Mr. Speaker, I am requesting an emergency debate on the economic impact on all of Canada caused by the cancellation of Teck Frontier.
It is an economic crisis for Canada, because energy is the biggest private sector investor in the economy and creates jobs in every province. However, nearly $200 billion in oil and gas projects have been cancelled or stalled, and 200,000 Canadian oil and gas workers have lost their jobs in the last five years. Every oil sands job creates five other indirect and induced jobs in other sectors in other provinces.
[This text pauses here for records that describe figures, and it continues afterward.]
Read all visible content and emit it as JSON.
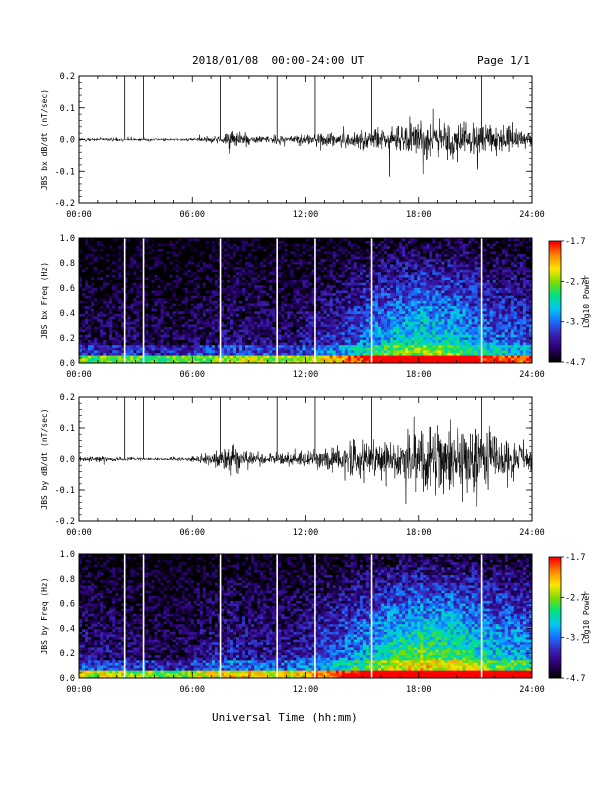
{
  "header": {
    "title": "2018/01/08  00:00-24:00 UT",
    "page": "Page 1/1"
  },
  "footer": {
    "xlabel": "Universal Time (hh:mm)"
  },
  "colors": {
    "trace": "#000000",
    "gap_lines": "#ffffff",
    "colormap": [
      "#000000",
      "#2a006e",
      "#3a1fb0",
      "#1a6cff",
      "#00c8f0",
      "#00e27a",
      "#7ddc00",
      "#ffe400",
      "#ff8a00",
      "#ff0000"
    ]
  },
  "chart_data": [
    {
      "type": "line",
      "ylabel": "JBS bx dB/dt (nT/sec)",
      "xlim": [
        0,
        24
      ],
      "ylim": [
        -0.2,
        0.2
      ],
      "x_ticks": [
        "00:00",
        "06:00",
        "12:00",
        "18:00",
        "24:00"
      ],
      "y_ticks": [
        "-0.2",
        "-0.1",
        "0.0",
        "0.1",
        "0.2"
      ],
      "gap_hours": [
        2.42,
        3.42,
        7.5,
        10.5,
        12.5,
        15.5,
        21.33
      ],
      "envelope": [
        {
          "x": 0,
          "amp": 0.008
        },
        {
          "x": 2,
          "amp": 0.008
        },
        {
          "x": 4,
          "amp": 0.006
        },
        {
          "x": 5.8,
          "amp": 0.007
        },
        {
          "x": 6.5,
          "amp": 0.012
        },
        {
          "x": 7.3,
          "amp": 0.02
        },
        {
          "x": 8.0,
          "amp": 0.04
        },
        {
          "x": 9.5,
          "amp": 0.018
        },
        {
          "x": 12,
          "amp": 0.025
        },
        {
          "x": 14,
          "amp": 0.035
        },
        {
          "x": 16,
          "amp": 0.05
        },
        {
          "x": 17,
          "amp": 0.06
        },
        {
          "x": 18.5,
          "amp": 0.085
        },
        {
          "x": 20,
          "amp": 0.09
        },
        {
          "x": 21.5,
          "amp": 0.07
        },
        {
          "x": 23,
          "amp": 0.05
        },
        {
          "x": 24,
          "amp": 0.04
        }
      ]
    },
    {
      "type": "heatmap",
      "ylabel": "JBS bx Freq (Hz)",
      "xlim": [
        0,
        24
      ],
      "ylim": [
        0,
        1.0
      ],
      "x_ticks": [
        "00:00",
        "06:00",
        "12:00",
        "18:00",
        "24:00"
      ],
      "y_ticks": [
        "0.0",
        "0.2",
        "0.4",
        "0.6",
        "0.8",
        "1.0"
      ],
      "gap_hours": [
        2.42,
        3.42,
        7.5,
        10.5,
        12.5,
        15.5,
        21.33
      ],
      "colorbar": {
        "label": "Log10 Power",
        "ticks": [
          "-1.7",
          "-2.7",
          "-3.7",
          "-4.7"
        ],
        "range": [
          -4.7,
          -1.7
        ]
      },
      "activity_profile": [
        {
          "x": 0,
          "level": 0.15
        },
        {
          "x": 2,
          "level": 0.18
        },
        {
          "x": 5,
          "level": 0.15
        },
        {
          "x": 8,
          "level": 0.22
        },
        {
          "x": 11,
          "level": 0.2
        },
        {
          "x": 14,
          "level": 0.35
        },
        {
          "x": 16,
          "level": 0.55
        },
        {
          "x": 18,
          "level": 0.65
        },
        {
          "x": 20,
          "level": 0.6
        },
        {
          "x": 22,
          "level": 0.45
        },
        {
          "x": 24,
          "level": 0.4
        }
      ]
    },
    {
      "type": "line",
      "ylabel": "JBS by dB/dt (nT/sec)",
      "xlim": [
        0,
        24
      ],
      "ylim": [
        -0.2,
        0.2
      ],
      "x_ticks": [
        "00:00",
        "06:00",
        "12:00",
        "18:00",
        "24:00"
      ],
      "y_ticks": [
        "-0.2",
        "-0.1",
        "0.0",
        "0.1",
        "0.2"
      ],
      "gap_hours": [
        2.42,
        3.42,
        7.5,
        10.5,
        12.5,
        15.5,
        21.33
      ],
      "envelope": [
        {
          "x": 0,
          "amp": 0.012
        },
        {
          "x": 2,
          "amp": 0.011
        },
        {
          "x": 4,
          "amp": 0.006
        },
        {
          "x": 5.8,
          "amp": 0.01
        },
        {
          "x": 6.5,
          "amp": 0.02
        },
        {
          "x": 7.5,
          "amp": 0.045
        },
        {
          "x": 8.0,
          "amp": 0.06
        },
        {
          "x": 9.5,
          "amp": 0.025
        },
        {
          "x": 12,
          "amp": 0.03
        },
        {
          "x": 13.5,
          "amp": 0.07
        },
        {
          "x": 15,
          "amp": 0.09
        },
        {
          "x": 17,
          "amp": 0.1
        },
        {
          "x": 18.5,
          "amp": 0.16
        },
        {
          "x": 20,
          "amp": 0.17
        },
        {
          "x": 21.5,
          "amp": 0.13
        },
        {
          "x": 23,
          "amp": 0.09
        },
        {
          "x": 24,
          "amp": 0.07
        }
      ]
    },
    {
      "type": "heatmap",
      "ylabel": "JBS by Freq (Hz)",
      "xlim": [
        0,
        24
      ],
      "ylim": [
        0,
        1.0
      ],
      "x_ticks": [
        "00:00",
        "06:00",
        "12:00",
        "18:00",
        "24:00"
      ],
      "y_ticks": [
        "0.0",
        "0.2",
        "0.4",
        "0.6",
        "0.8",
        "1.0"
      ],
      "gap_hours": [
        2.42,
        3.42,
        7.5,
        10.5,
        12.5,
        15.5,
        21.33
      ],
      "colorbar": {
        "label": "Log10 Power",
        "ticks": [
          "-1.7",
          "-2.7",
          "-3.7",
          "-4.7"
        ],
        "range": [
          -4.7,
          -1.7
        ]
      },
      "activity_profile": [
        {
          "x": 0,
          "level": 0.25
        },
        {
          "x": 2,
          "level": 0.22
        },
        {
          "x": 5,
          "level": 0.15
        },
        {
          "x": 8,
          "level": 0.3
        },
        {
          "x": 11,
          "level": 0.25
        },
        {
          "x": 14,
          "level": 0.45
        },
        {
          "x": 16,
          "level": 0.65
        },
        {
          "x": 18,
          "level": 0.78
        },
        {
          "x": 20,
          "level": 0.75
        },
        {
          "x": 22,
          "level": 0.6
        },
        {
          "x": 24,
          "level": 0.55
        }
      ]
    }
  ]
}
Canada has the third-largest oil reserves in the world; 97.3% of which is in the oil sands.
Teck's cancellation is the 11th major multi-billion-dollar oil and gas project to be withdrawn, and Teck is the latest in a list of 18 companies that have cancelled or frozen their Canadian energy assets in the same time frame.
This flight of capital from Canada's energy sector represents a bigger loss of investment and jobs than at any comparable time frame in more than seven decades. It is the equivalent of losing both the automotive and aerospace sectors in Canada, which I am confident would rightly be considered a national economic catastrophe and a severe crisis by every member of every party in this House of Commons.
The cancellation of Teck Frontier will cost Alberta 10,000 badly needed jobs and $20 billion in investment. It will cost 14 indigenous communities, all locally impacted and all supportive, their agreements with financial, education and skills training opportunities. It will eliminate the potential of $70 billion in revenue to all levels of government, municipal, provincial and federal.
Its cancellation represents a crisis of investor confidence in the fairness, predictability, independence, and certainty of Canada's regulatory system, policy framework, and the economy overall. Teck invested $1 billion while meeting every requirement during eight years of a rigorous multi-jurisdictional review, and even recently took the unprecedented step of self-imposing a goal to be net zero by 2050, far beyond the already world-leading standards of Canada.
Seven months ago, Teck Frontier was recommended by the independent expert joint panel to be in the public interest of Canada, based on its science, evidence, technical, environmental and economic merits, but within a week of the final political decision, media reported that Teck board members concluded that public safety concerns and political risk in Canada made it impossible to continue to pursue the Frontier project.
Already this week, economists and commentators are wondering and warning whether any major energy projects can be proposed or built in Canada.
A painful truth is that it also represents an escalating national unity crisis from the perspective of western Canadians, who see political double standards for oil and gas compared to other sectors and other provinces.
All these factors combined present a national emergency that ought to seize the attention of every member of the House of Commons. An emergency debate is the bare minimum.
Previously, emergency debates were granted when Kinder Morgan announced its withdrawal from the Trans Mountain expansion and when General Motors announced the closure of their automobile assembly plant in Oshawa. Every member here agreed those were emergencies that deserved debate in Parliament, and it happens to be the case that Teck Frontier is larger, both in investment and in jobs.
For these reasons I request again, and thank you in advance for, your consideration for this important emergency debate.